Delivering a symmetric mandate with asymmetric tools: monetary policy in a context of low interest rates - Speech by Mario Draghi, President of the ECB, at the ceremony to mark the 200th anniversary of the Oesterreichische Nationalbank, - Vienna, 2 June 2016
Exactly 200 years ago today, Emperor Francis I issued two imperial decrees assigning the Oesterreichische Nationalbank the exclusive right to issue banknotes and to stabilise the finances of the empire. This was part of a growing realisation, across Europe, of the key role that central banks could play in securing monetary stability.
In 1816, monetary stability in Austria meant bringing the currency under control in the wake of the ruinous Napoleonic wars.
In the two centuries since then, the cost of not delivering stability has been painfully displayed: in the devastating effects of excessive inflation, such as the 1400% annual increase in prices recorded here in the early 1920s; but also in the terrible consequences of deflation, as in the 1930s.
This is why most modern central banks have price stability mandates. And it is why legislators have made those mandates symmetric – central banks are expected to fight persistent inflation undershooting as vigorously as they fight persistent overshooting.
In the ECB’s case, our aim is to keep inflation below but close to 2% over the medium term. Today, this means raising inflation back towards 2%. And the series of measures we have adopted in recent years – bringing policy rates into negative territory, engaging in large-scale asset purchases, and providing banks with long-term refinancing on conditional terms – are geared exactly to achieving that.

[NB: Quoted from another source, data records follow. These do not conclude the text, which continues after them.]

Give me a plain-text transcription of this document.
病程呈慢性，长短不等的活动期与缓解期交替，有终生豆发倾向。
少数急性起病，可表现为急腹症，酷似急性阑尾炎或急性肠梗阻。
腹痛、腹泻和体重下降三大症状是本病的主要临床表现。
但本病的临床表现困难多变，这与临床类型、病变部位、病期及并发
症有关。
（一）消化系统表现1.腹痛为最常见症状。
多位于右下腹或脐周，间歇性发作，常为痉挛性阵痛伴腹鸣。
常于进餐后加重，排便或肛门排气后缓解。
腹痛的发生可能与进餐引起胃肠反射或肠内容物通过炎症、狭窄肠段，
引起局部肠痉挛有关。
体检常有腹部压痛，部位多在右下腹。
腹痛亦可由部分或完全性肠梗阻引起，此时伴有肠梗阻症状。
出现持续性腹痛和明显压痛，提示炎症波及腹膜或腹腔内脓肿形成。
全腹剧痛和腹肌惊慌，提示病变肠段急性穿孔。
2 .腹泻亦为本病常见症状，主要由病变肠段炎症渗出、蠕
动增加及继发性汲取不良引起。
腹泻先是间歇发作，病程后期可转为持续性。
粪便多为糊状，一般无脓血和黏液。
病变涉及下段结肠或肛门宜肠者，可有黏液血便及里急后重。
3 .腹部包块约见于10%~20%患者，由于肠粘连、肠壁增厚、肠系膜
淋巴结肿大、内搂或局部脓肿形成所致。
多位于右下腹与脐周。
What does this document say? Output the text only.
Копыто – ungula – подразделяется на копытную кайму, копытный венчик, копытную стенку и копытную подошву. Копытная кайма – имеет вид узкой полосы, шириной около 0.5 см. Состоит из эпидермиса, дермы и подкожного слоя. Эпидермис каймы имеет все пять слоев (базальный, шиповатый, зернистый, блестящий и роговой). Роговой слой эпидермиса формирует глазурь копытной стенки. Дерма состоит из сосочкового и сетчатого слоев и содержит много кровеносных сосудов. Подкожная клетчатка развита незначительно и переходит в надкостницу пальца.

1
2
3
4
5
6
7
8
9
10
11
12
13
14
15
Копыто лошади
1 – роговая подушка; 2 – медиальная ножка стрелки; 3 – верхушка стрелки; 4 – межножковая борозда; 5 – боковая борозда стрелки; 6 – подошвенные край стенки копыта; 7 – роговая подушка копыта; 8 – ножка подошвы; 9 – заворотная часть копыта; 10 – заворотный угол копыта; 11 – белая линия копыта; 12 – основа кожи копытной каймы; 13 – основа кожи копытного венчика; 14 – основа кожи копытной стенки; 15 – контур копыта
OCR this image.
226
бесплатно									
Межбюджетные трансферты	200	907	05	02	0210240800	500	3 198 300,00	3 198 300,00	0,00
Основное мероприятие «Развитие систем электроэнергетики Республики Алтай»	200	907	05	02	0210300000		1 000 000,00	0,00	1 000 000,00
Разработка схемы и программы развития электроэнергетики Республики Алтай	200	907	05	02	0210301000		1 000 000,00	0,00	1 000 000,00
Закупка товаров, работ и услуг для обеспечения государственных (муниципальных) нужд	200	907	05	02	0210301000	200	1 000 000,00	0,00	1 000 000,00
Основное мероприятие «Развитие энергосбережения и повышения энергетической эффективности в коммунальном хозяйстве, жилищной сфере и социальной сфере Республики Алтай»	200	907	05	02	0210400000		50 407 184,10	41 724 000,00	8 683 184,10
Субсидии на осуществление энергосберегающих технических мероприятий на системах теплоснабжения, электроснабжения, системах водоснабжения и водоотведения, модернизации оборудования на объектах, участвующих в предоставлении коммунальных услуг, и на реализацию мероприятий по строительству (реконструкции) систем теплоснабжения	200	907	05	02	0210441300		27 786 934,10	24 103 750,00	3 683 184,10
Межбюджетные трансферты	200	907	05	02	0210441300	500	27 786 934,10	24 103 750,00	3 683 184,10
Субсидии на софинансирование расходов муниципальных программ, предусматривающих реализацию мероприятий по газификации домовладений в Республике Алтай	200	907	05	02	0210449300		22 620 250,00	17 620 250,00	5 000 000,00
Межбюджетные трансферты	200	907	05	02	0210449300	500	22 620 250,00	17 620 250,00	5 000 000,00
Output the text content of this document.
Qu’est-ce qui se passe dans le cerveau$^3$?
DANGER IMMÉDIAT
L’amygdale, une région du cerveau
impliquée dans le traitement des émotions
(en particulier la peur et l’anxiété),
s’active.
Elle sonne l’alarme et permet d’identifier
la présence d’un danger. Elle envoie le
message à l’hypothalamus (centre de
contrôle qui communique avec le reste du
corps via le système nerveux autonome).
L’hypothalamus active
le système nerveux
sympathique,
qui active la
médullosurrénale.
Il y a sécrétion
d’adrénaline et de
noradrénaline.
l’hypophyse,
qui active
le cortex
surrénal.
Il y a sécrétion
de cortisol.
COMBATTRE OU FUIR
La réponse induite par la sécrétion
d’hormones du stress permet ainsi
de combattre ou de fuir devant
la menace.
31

Why 2% inflation is the right objective for monetary policy
But if our aim is to avoid both excessive inflation and deflation, why do we not set a 0% inflation objective? The answer is that the rate of inflation we aim for and our ability to stabilise prices are intertwined. Or put another way, a steady state inflation rate of 2% inflation is itself a shock absorber which allows us to deliver stability. There are several reasons for this, but let me highlight two in particular.
First, a moderately positive level of inflation facilitates the adjustment of relative prices, which helps prevent short-term shocks from morphing into longer-lasting disturbances. This stems from the fact that, even in the most flexible economies, nominal wages and prices are “sticky” and slow to adjust downwards.
In that context, when demand falls, 2% inflation allows real wages to adjust downwards even if nominal wages do not. That in turn helps keep unemployment lower than would otherwise be the case, and prevents the consequences of the downturn from lasting longer than they need to – for instance, by eroding the human capital of the jobless, leading to permanently higher structural unemployment.
What is true within economies is also true across regions – and this is particularly so in a multi-country monetary union like the euro area. A 2% inflation objective means that less competitive countries can lower costs and prices relative to the area average, which allows them to recover competitiveness without destabilising consequences.
The need for such a buffer was explicitly acknowledged by the Governing Council in 2003 when we clarified our definition of price stability.[1] It has since helped countries to adjust competitiveness when required. Initially, aiming at 2% allowed some core economies to lower relative prices in a fairly painless way, as other “catching up” economies had higher inflation rates and were pulling up the area average. Today, the positions of those groups have reversed. But the rationale remains exactly the same.
The second reason why a 2% objective helps absorb shocks is that it supports the implementation of monetary policy in adverse conditions. A small positive buffer creates more scope to support the economy through cutting nominal interest rates and reduces the likelihood of running up against the effective lower bound.
This is because, for a given equilibrium real interest rate, a higher inflation objective implies higher nominal rates over the cycle. In line with the results from a larger research literature, ECB simulations made in 2003 suggested that a 2% objective would substantially decrease the probability of nominal rates reaching zero.[2] This was also recognised by the Governing Council as a reason for aiming closer to 2%.[3]
What was true then has become even more relevant now. The studies in 2003 assumed an equilibrium real rate of around 2%, so with a 2% inflation objective the equilibrium nominal rate would be around 4%. Evidence suggests, however, that demographics-induced high savings and low productivity growth have led equilibrium real rates to fall.[4] Aiming for 2% inflation is hence even more crucial today to get nominal interest rates safely away from the lower bound.
Yet it is also important to stress that the fall in real rates is by no means pre-determined. It can be reversed at least in part by structural reforms that raise productivity and participation rates. By increasing the potential for profitable investment opportunities, and by reducing the need for precautionary savings, such measures would raise the equilibrium real rate, all things being equal.